La vraie vie, la vie enfin découverte et éclaircie, la seule vie par conséquent réellement vécue, c'est la littérature.



vendredi 24 janvier 2020

Il était impatient de pénétrer les secrets de l’existence de ces purs catholiques.

Honoré de Balzac, L’Envers de l’histoire contemporaine, 1848.

Peut-être le dernier roman de Balzac. Le héros, si l’on peut dire, est Godefroid, un jeune homme falot, désabusé, qui a claqué ses rentes et qui est décidé à se trouver une sorte de retraite. Le hasard le mène dans une maison, à l’ombre de Notre-Dame, où vivent de bien pieuses personnes. Peu à peu il découvre l’histoire de leur vie et leur but. Il accepte également une étrange mission.
Nous voici plongés dans une conspiration de la charité parisienne. Tout cela est chrétien et royaliste bien sûr (c’est un peu agaçant), mais ce roman se lit agréablement grâce à l’insertion de plusieurs histoires dans l’histoire. Grâce à elles, nous sommes embarqués dans l’histoire révolutionnaire, riche en mystères et en rebondissements. Je regrette que celle de Madame de La Chanterie soit si mal traitée, car elle est propice à un excellent roman de 300 pages. L’ensemble montre une belle habileté dans la construction narrative.
Petite fatigue : ici le médecin juif est certes un sauveur, mais il incarne le mystérieux Orient compliqué (et pourtant il est polonais) et il aime l’argent. Pffff.
Il est fait allusion au Médecin de campagne et effectivement ce roman en constitue un parallèle.

Pour mon début, j’ai trouvé la plus extraordinaire de toutes les infortunes, un sauvage accouplement de la misère et du luxe ; puis des figures d’une sublimité qui dépasse toutes les inventions de nos romanciers les plus en vogue.

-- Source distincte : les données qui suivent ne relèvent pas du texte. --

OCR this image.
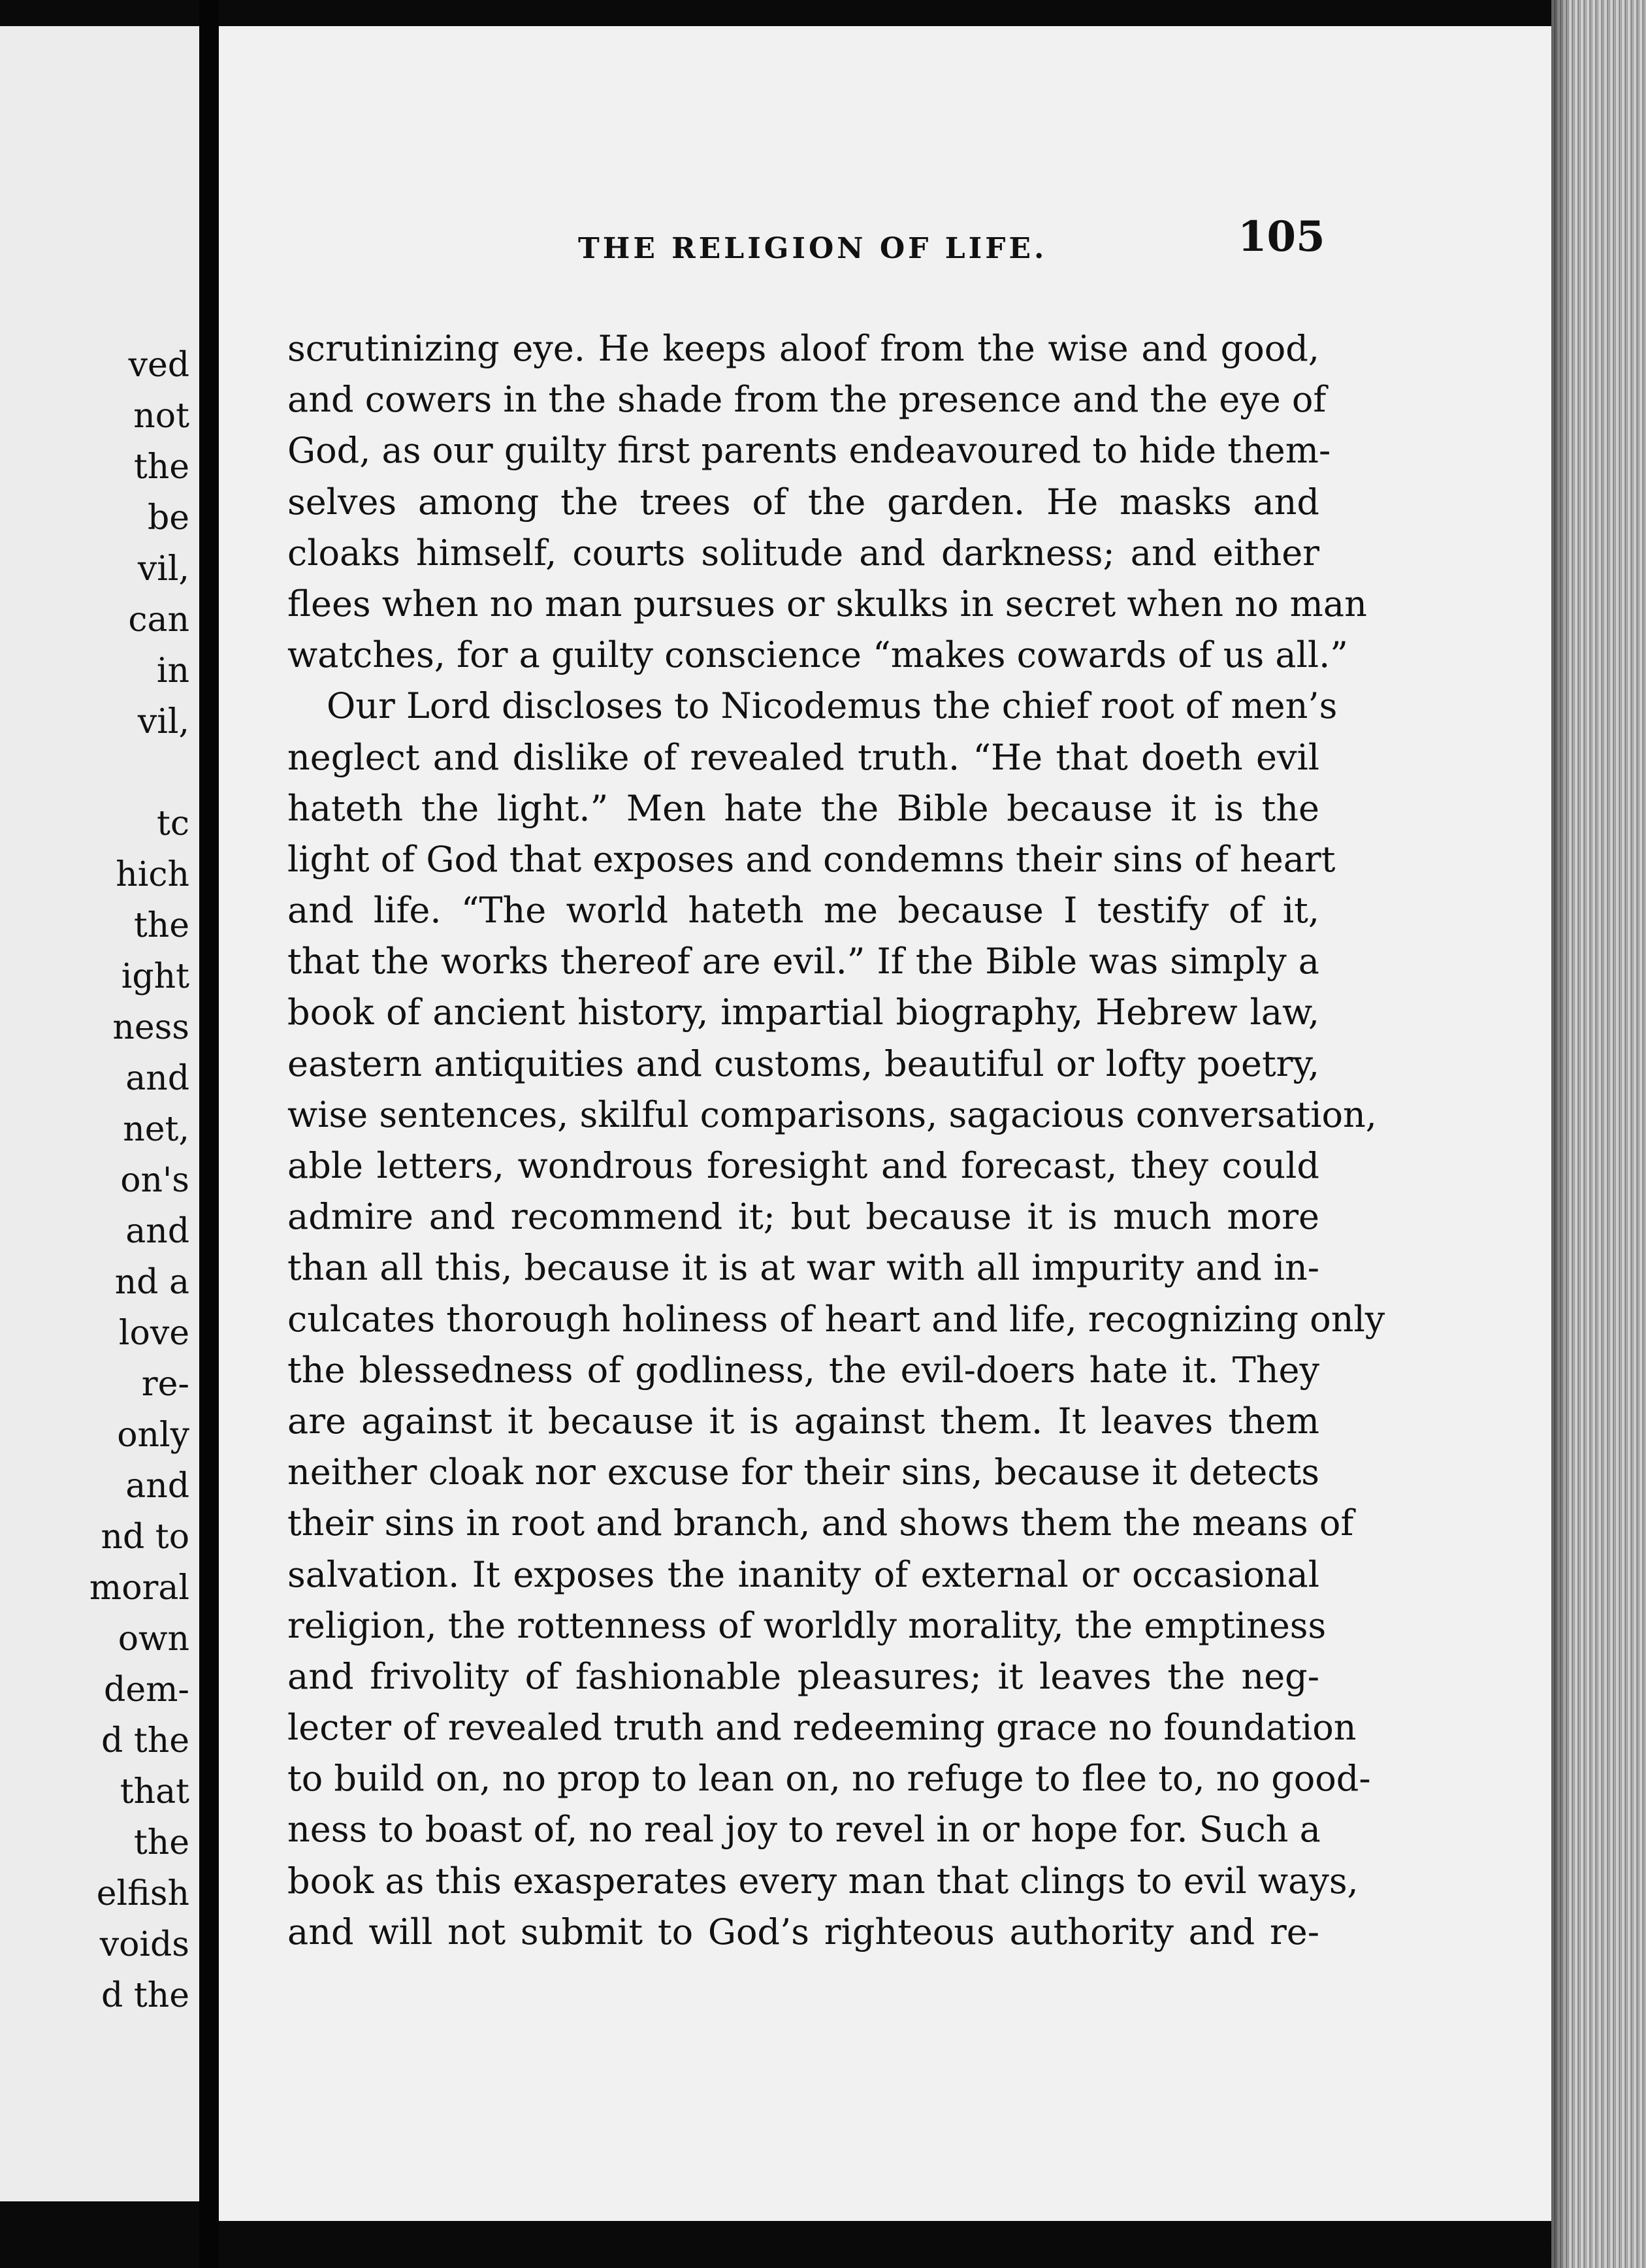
ved
not
the
be
vil,
can
in
vil,
tc
hich
the
ight
ness
and
net,
on's
and
nd a
love
re-
only
and
nd to
moral
own
dem-
d the
that
the
elfish
voids
d the
THE RELIGION OF LIFE.	105
scrutinizing eye. He keeps aloof from the wise and good,
and cowers in the shade from the presence and the eye of
God, as our guilty first parents endeavoured to hide them-
selves among the trees of the garden. He masks and
cloaks himself, courts solitude and darkness; and either
flees when no man pursues or skulks in secret when no man
watches, for a guilty conscience “makes cowards of us all.”
Our Lord discloses to Nicodemus the chief root of men’s
neglect and dislike of revealed truth. “He that doeth evil
hateth the light.” Men hate the Bible because it is the
light of God that exposes and condemns their sins of heart
and life. “The world hateth me because I testify of it,
that the works thereof are evil.” If the Bible was simply a
book of ancient history, impartial biography, Hebrew law,
eastern antiquities and customs, beautiful or lofty poetry,
wise sentences, skilful comparisons, sagacious conversation,
able letters, wondrous foresight and forecast, they could
admire and recommend it; but because it is much more
than all this, because it is at war with all impurity and in-
culcates thorough holiness of heart and life, recognizing only
the blessedness of godliness, the evil-doers hate it. They
are against it because it is against them. It leaves them
neither cloak nor excuse for their sins, because it detects
their sins in root and branch, and shows them the means of
salvation. It exposes the inanity of external or occasional
religion, the rottenness of worldly morality, the emptiness
and frivolity of fashionable pleasures; it leaves the neg-
lecter of revealed truth and redeeming grace no foundation
to build on, no prop to lean on, no refuge to flee to, no good-
ness to boast of, no real joy to revel in or hope for. Such a
book as this exasperates every man that clings to evil ways,
and will not submit to God’s righteous authority and re-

H. Braekeleer, L'Homme à la fenêtre, 1875, Musées royaux Bruxelles.


mercredi 22 janvier 2020

Je me demande si tu m’as pris au sérieux. Je m’inquiète un peu.

Rébecca Dautremer, Midi pile, 2019, Sarbacane.

L’année dernière, vous aviez découvert la vie de l’adorable Jacominus Gainsborough, le petit lapin qui boite et qui vit au milieu des siens. Et vous aviez adoré, parce que vous avez un cœur tendre, tout ça.
Cette année, Dautremer nous propose de nous concentrer sur le rendez-vous donné par Jacominus à Douce, à midi pile, le rendez-vous qui changera leur vie. C’est au travers d’un beau livre objet que nous parcourons les heures qui précèdent. Page à page, le papier se découpe, de minute en minute, dévoilant une porte, un jardin, une rencontre, les rues de la ville, jusqu’à ce qu’il soit midi. Midi pile.
D’abord, c’est très joli et habilement fait. La fine découpe des motifs, leur emboîtement, la surprise qui se révèle. On croit apercevoir plus loin et en fait non. Le point de vue des dessins est celui de Douce, qui avance progressivement vers son chéri, mais le point de vue du texte est celui de Jacominus qui s’impatiente et note tout ce qui pourrait mettre sa belle en retard. Ce contraste est une bonne idée, parce qu’il y a un peu d’angoisse, l’attente, l’impatience, l’espoir, tout cela. C’est très poétique. La fragilité du papier finement découpé donne également une image de la fragilité de ce moment à la fois fugace et éternel.
J’avoue cependant une préférence pour les albums traditionnels qui permettent à Dautremer de créer de grandes planches. Je les trouve si belles et si propices à l’imaginaire. Ici il y a plein de petits détails charmants et un jeu sur l’attente.

L’avis de Lili.

Dautremer sur le blog :
Les riches heures de Jaconimus Gainsborough

Une autrice.

lundi 20 janvier 2020

Construire un océan. Instructions de montage.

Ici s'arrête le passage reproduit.